Pakistan’s cricket legend Imran Khan declared victory Thursday in a divisive general election and said he was ready to lead the nuclear-armed country after a long delay in ballot counting and allegations of vote rigging by opponents. “God has given me a chance to come to power to implement that ideology which I started 22 years ago,” Khan, 65, said in a televised speech from his house near the capital Islamabad.
But supporters of jailed former Prime Minister Nawaz Sharif, who accuse Khan of colluding with the army, said the vote count was rigged and termed it an assault on democracy in a country that has a history of military rule.
Oxford-educated Khan called for “mutually beneficial” ties with Pakistan’s on-off ally the United States, and offered an olive branch to arch-foe India, saying the two nations should resolve the long-simmering dispute over Kashmir.

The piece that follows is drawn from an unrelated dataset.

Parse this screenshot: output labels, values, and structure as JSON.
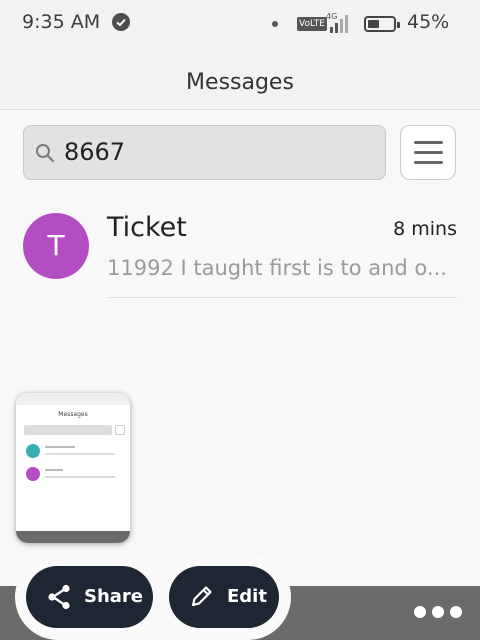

In a speech peppered with populist pledges, Khan promised to create jobs for the poor and announced he would turn the palatial prime minister’s official residence in the capital into an education facility instead of living in it.
His success in the election is a stunning rise for an anti-corruption crusader who has spent much of his political career on the fringes of Pakistani politics. An icon of Pakistani cricket and a London playboy, he has transformed himself into a pious, firebrand nationalist.
With about half the votes counted from Wednesday’s election, Khan’s Pakistan Tehreek-i-Insaf, or Pakistan Movement for Justice, was in a commanding lead in the Muslim-majority nation, the country’s election commission said.
Sharif’s Pakistan Muslim League-Nawaz and rival Pakistan Peoples Party both said their party monitors in many voting centers were either kicked out during counting or had not received the official notifications of the precinct’s results, but instead got hand-written tallies that they could not verify. Khan has staunchly denied allegations by PML-N he is getting help from the military, which has ruled Pakistan for about half of its history and still sets key security and foreign policy.
The army, which dismisses allegations of meddling, deployed 371,000 soldiers at polling stations across the country, nearly five times the number as in last election in 2013. Khan offered to investigate all the claims of rigging and said he wants to “unite” the country under his leadership.
With 48 percent of the total vote counted, Khan’s PTI was listed by the ECP in its provisional results as leading in 113 of 272 contested National Assembly constituencies.
Sharif’s PML-N was ahead in 64 constituencies, and the PPP, led by the son of assassinated two-time Prime Minister Benazir Bhutto, led in 42 constituencies. Although Khan still appeared likely to fall short of the 137 seats needed for a majority in the National Assembly, he should have no problems finding coalition partners from smaller parties and independents.